I'm looking for a C/C++ functional equivalent to HTML::Defang, and my Google-fu has not been able to uncover anything. I want to keep any benign tags and strip out/defang everything else. Lacking an actual library, any pointers to complete lists of tags/attributes/etc to defang would be appreciated. I know of http://en.wikipedia.org/wiki/DOM_Events. Thanks.

lucideer
  • 3,842
  • 25
  • 31

2 Answers2

1

In Java, I use JTidy to clean up HTML. I'm not sure if it would suit your needs, but if you Google for JTidy you can follow the link to a C/C++ implementation as well, and see if it does what you want.

As for what to defang: Look at the W3C specs for HTML; any tag not in there doesn't belong in HTML. But again, I could be misunderstanding your "defang" concept.

Carl Smotricz
  • 66,391
  • 18
  • 125
  • 167
  • Basically what I want is what web-based email systems do when presented with HTML email. Display what they can, nuke the rest, including any attacks. –  Dec 17 '09 at 19:16
  • This is more an art than a science. I think you'd do well to let Tidy strip out any scripts. But I can't evaluate Tidy for you.
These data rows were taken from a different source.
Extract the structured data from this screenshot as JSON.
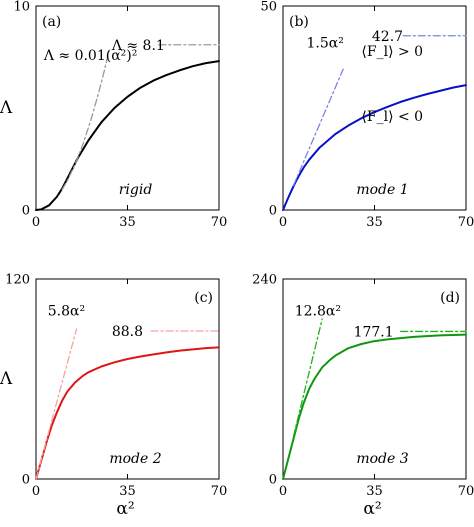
{
  "chart_data": [
    {
      "type": "line",
      "panel_label": "(a)",
      "inside_label": "rigid",
      "ylabel": "Λ",
      "xlabel": "",
      "xlim": [
        0,
        70
      ],
      "ylim": [
        0,
        10
      ],
      "xticks": [
        "0",
        "35",
        "70"
      ],
      "yticks": [
        "0",
        "10"
      ],
      "main_color": "#000000",
      "asym_color": "#999999",
      "series": [
        {
          "values": [
            [
              0,
              0
            ],
            [
              2,
              0.03
            ],
            [
              5,
              0.23
            ],
            [
              8,
              0.65
            ],
            [
              10,
              1.05
            ],
            [
              13,
              1.8
            ],
            [
              16,
              2.55
            ],
            [
              20,
              3.4
            ],
            [
              25,
              4.3
            ],
            [
              30,
              5.0
            ],
            [
              35,
              5.55
            ],
            [
              40,
              6.0
            ],
            [
              45,
              6.35
            ],
            [
              50,
              6.62
            ],
            [
              55,
              6.85
            ],
            [
              60,
              7.05
            ],
            [
              65,
              7.2
            ],
            [
              70,
              7.3
            ]
          ]
        },
        {
          "values": [
            [
              10,
              1.0
            ],
            [
              12,
              1.44
            ],
            [
              15,
              2.25
            ],
            [
              18,
              3.24
            ],
            [
              21,
              4.41
            ],
            [
              24,
              5.76
            ],
            [
              26,
              6.76
            ],
            [
              28,
              7.84
            ]
          ]
        },
        {
          "values": [
            [
              47,
              8.1
            ],
            [
              70,
              8.1
            ]
          ]
        }
      ],
      "annotations": [
        {
          "text": "Λ ≈ 8.1",
          "x": 29,
          "y": 8.1
        },
        {
          "text": "Λ ≈ 0.01(α²)²",
          "x": 3,
          "y": 7.6
        }
      ]
    },
    {
      "type": "line",
      "panel_label": "(b)",
      "inside_label": "mode 1",
      "ylabel": "",
      "xlabel": "",
      "xlim": [
        0,
        70
      ],
      "ylim": [
        0,
        50
      ],
      "xticks": [
        "0",
        "35",
        "70"
      ],
      "yticks": [
        "0",
        "50"
      ],
      "main_color": "#0a10c8",
      "asym_color": "#7a85e0",
      "series": [
        {
          "values": [
            [
              0,
              0
            ],
            [
              1,
              1.5
            ],
            [
              2,
              3.0
            ],
            [
              3,
              4.4
            ],
            [
              4,
              5.8
            ],
            [
              5,
              7.1
            ],
            [
              6,
              8.3
            ],
            [
              8,
              10.5
            ],
            [
              10,
              12.3
            ],
            [
              14,
              15.3
            ],
            [
              20,
              18.6
            ],
            [
              25,
              20.7
            ],
            [
              30,
              22.5
            ],
            [
              35,
              24.0
            ],
            [
              40,
              25.3
            ],
            [
              45,
              26.5
            ],
            [
              50,
              27.5
            ],
            [
              55,
              28.4
            ],
            [
              60,
              29.2
            ],
            [
              65,
              30.0
            ],
            [
              70,
              30.6
            ]
          ]
        },
        {
          "values": [
            [
              4,
              6.0
            ],
            [
              6,
              9.0
            ],
            [
              9,
              13.5
            ],
            [
              12,
              18.0
            ],
            [
              15,
              22.5
            ],
            [
              18,
              27.0
            ],
            [
              20,
              30.0
            ],
            [
              22,
              33.0
            ],
            [
              23,
              34.5
            ]
          ]
        },
        {
          "values": [
            [
              46,
              42.7
            ],
            [
              70,
              42.7
            ]
          ]
        }
      ],
      "annotations": [
        {
          "text": "42.7",
          "x": 34,
          "y": 42.7
        },
        {
          "text": "1.5α²",
          "x": 9,
          "y": 41
        },
        {
          "text": "⟨F_l⟩ > 0",
          "x": 30,
          "y": 39
        },
        {
          "text": "⟨F_l⟩ < 0",
          "x": 30,
          "y": 23
        }
      ]
    },
    {
      "type": "line",
      "panel_label": "(c)",
      "inside_label": "mode 2",
      "ylabel": "Λ",
      "xlabel": "α²",
      "xlim": [
        0,
        70
      ],
      "ylim": [
        0,
        120
      ],
      "xticks": [
        "0",
        "35",
        "70"
      ],
      "yticks": [
        "0",
        "120"
      ],
      "main_color": "#e01515",
      "asym_color": "#f5a3a3",
      "series": [
        {
          "values": [
            [
              0,
              0
            ],
            [
              2,
              11
            ],
            [
              4,
              22
            ],
            [
              6,
              32
            ],
            [
              8,
              40
            ],
            [
              10,
              47
            ],
            [
              12,
              52.5
            ],
            [
              15,
              58
            ],
            [
              18,
              62
            ],
            [
              20,
              64
            ],
            [
              25,
              67.5
            ],
            [
              30,
              70
            ],
            [
              35,
              72
            ],
            [
              40,
              73.5
            ],
            [
              45,
              74.8
            ],
            [
              50,
              76
            ],
            [
              55,
              77
            ],
            [
              60,
              77.8
            ],
            [
              65,
              78.5
            ],
            [
              70,
              79
            ]
          ]
        },
        {
          "values": [
            [
              0,
              0
            ],
            [
              4,
              23.2
            ],
            [
              8,
              46.4
            ],
            [
              10,
              58
            ],
            [
              12,
              69.6
            ],
            [
              14,
              81.2
            ],
            [
              15.5,
              89.9
            ]
          ]
        },
        {
          "values": [
            [
              44,
              88.8
            ],
            [
              70,
              88.8
            ]
          ]
        }
      ],
      "annotations": [
        {
          "text": "5.8α²",
          "x": 4.5,
          "y": 101
        },
        {
          "text": "88.8",
          "x": 29,
          "y": 88.8
        }
      ]
    },
    {
      "type": "line",
      "panel_label": "(d)",
      "inside_label": "mode 3",
      "ylabel": "",
      "xlabel": "α²",
      "xlim": [
        0,
        70
      ],
      "ylim": [
        0,
        240
      ],
      "xticks": [
        "0",
        "35",
        "70"
      ],
      "yticks": [
        "0",
        "240"
      ],
      "main_color": "#129612",
      "asym_color": "#1eb41e",
      "series": [
        {
          "values": [
            [
              0,
              0
            ],
            [
              2,
              24
            ],
            [
              4,
              48
            ],
            [
              6,
              72
            ],
            [
              8,
              92
            ],
            [
              10,
              108
            ],
            [
              12,
              120
            ],
            [
              15,
              134
            ],
            [
              18,
              143
            ],
            [
              20,
              148
            ],
            [
              25,
              157
            ],
            [
              30,
              162
            ],
            [
              35,
              165.5
            ],
            [
              40,
              167.5
            ],
            [
              45,
              169
            ],
            [
              50,
              170.5
            ],
            [
              55,
              171.5
            ],
            [
              60,
              172.3
            ],
            [
              65,
              172.8
            ],
            [
              70,
              173.2
            ]
          ]
        },
        {
          "values": [
            [
              4,
              51.2
            ],
            [
              6,
              76.8
            ],
            [
              8,
              102.4
            ],
            [
              10,
              128
            ],
            [
              12,
              153.6
            ],
            [
              14,
              179.2
            ],
            [
              15,
              192
            ]
          ]
        },
        {
          "values": [
            [
              45,
              177.1
            ],
            [
              70,
              177.1
            ]
          ]
        }
      ],
      "annotations": [
        {
          "text": "12.8α²",
          "x": 4.5,
          "y": 202
        },
        {
          "text": "177.1",
          "x": 27,
          "y": 177.1
        }
      ]
    }
  ]
}
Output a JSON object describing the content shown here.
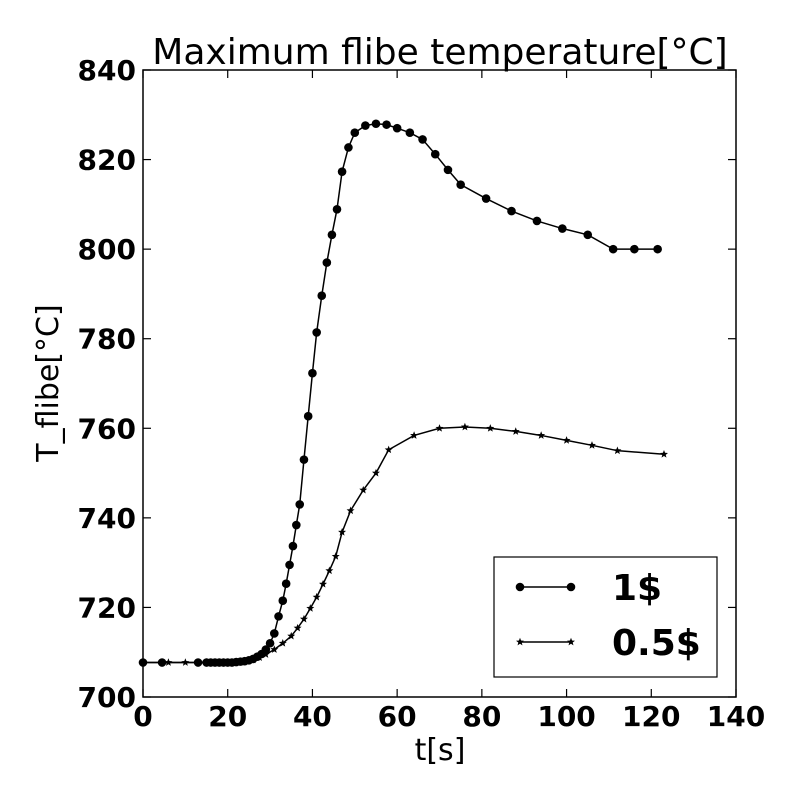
{
  "chart_data": {
    "type": "line",
    "title": "Maximum flibe temperature[°C]",
    "xlabel": "t[s]",
    "ylabel": "T_flibe[°C]",
    "xlim": [
      0,
      140
    ],
    "ylim": [
      700,
      840
    ],
    "xticks": [
      0,
      20,
      40,
      60,
      80,
      100,
      120,
      140
    ],
    "yticks": [
      700,
      720,
      740,
      760,
      780,
      800,
      820,
      840
    ],
    "grid": false,
    "legend_position": "lower-right",
    "series": [
      {
        "name": "1$",
        "marker": "circle",
        "color": "#000000",
        "x": [
          0,
          4.5,
          13,
          15,
          16,
          17,
          18,
          19,
          20,
          21,
          22,
          23,
          24,
          25,
          26,
          27,
          28,
          29,
          30,
          31,
          32,
          33,
          33.8,
          34.6,
          35.4,
          36.2,
          37,
          38,
          39,
          40,
          41,
          42.2,
          43.4,
          44.6,
          45.8,
          47,
          48.5,
          50,
          52.5,
          55,
          57.5,
          60,
          63,
          66,
          69,
          72,
          75,
          81,
          87,
          93,
          99,
          105,
          111,
          116,
          121.5
        ],
        "y": [
          707.7,
          707.7,
          707.7,
          707.7,
          707.7,
          707.7,
          707.7,
          707.7,
          707.7,
          707.7,
          707.8,
          707.9,
          708.0,
          708.2,
          708.5,
          709.0,
          709.6,
          710.6,
          712.0,
          714.2,
          718.0,
          721.5,
          725.3,
          729.5,
          733.7,
          738.4,
          743.0,
          753.0,
          762.7,
          772.3,
          781.4,
          789.6,
          797.0,
          803.2,
          808.9,
          817.3,
          822.7,
          826.0,
          827.6,
          828.0,
          827.8,
          827.0,
          826.0,
          824.5,
          821.2,
          817.7,
          814.4,
          811.3,
          808.5,
          806.3,
          804.6,
          803.2,
          800,
          800,
          800
        ],
        "x_final": [
          0,
          4.5,
          13,
          15,
          16,
          17,
          18,
          19,
          20,
          21,
          22,
          23,
          24,
          25,
          26,
          27,
          28,
          29,
          30,
          31,
          32,
          33,
          33.8,
          34.6,
          35.4,
          36.2,
          37,
          38,
          39,
          40,
          41,
          42.2,
          43.4,
          44.6,
          45.8,
          47,
          48.5,
          50,
          52.5,
          55,
          57.5,
          60,
          63,
          66,
          69,
          72,
          75,
          81,
          87,
          93,
          99,
          105,
          111,
          116,
          121.5
        ]
      },
      {
        "name": "0.5$",
        "marker": "star",
        "color": "#000000",
        "x": [
          0,
          6,
          10,
          15,
          17,
          19,
          21,
          23,
          24.5,
          26,
          27.5,
          29,
          31,
          33,
          35,
          36.5,
          38,
          39.5,
          41,
          42.5,
          44,
          45.5,
          47,
          49,
          52,
          55,
          58,
          64,
          70,
          76,
          82,
          88,
          94,
          100,
          106,
          112,
          123
        ],
        "y": [
          707.7,
          707.7,
          707.7,
          707.7,
          707.7,
          707.7,
          707.7,
          707.8,
          708.0,
          708.3,
          708.8,
          709.5,
          710.6,
          712.0,
          713.6,
          715.4,
          717.4,
          719.8,
          722.3,
          725.2,
          728.2,
          731.4,
          736.8,
          741.6,
          746.2,
          750.0,
          755.2,
          758.4,
          760.0,
          760.3,
          760.0,
          759.3,
          758.4,
          757.3,
          756.2,
          755.0,
          754.2
        ]
      }
    ]
  }
}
Try it! – Carl Smotricz Dec 17 '09 at 19:18
1

libxml2 is free and should do what you want.

http://www.xmlsoft.org/

See this part of the API: http://www.xmlsoft.org/html/libxml-HTMLparser.html

The htmlReadFile() function might do the trick.

To get you started with libxml2 some examples can be found here:

http://www.xmlsoft.org/examples/index.html

jcoffland
  • 5,238
  • 38
  • 43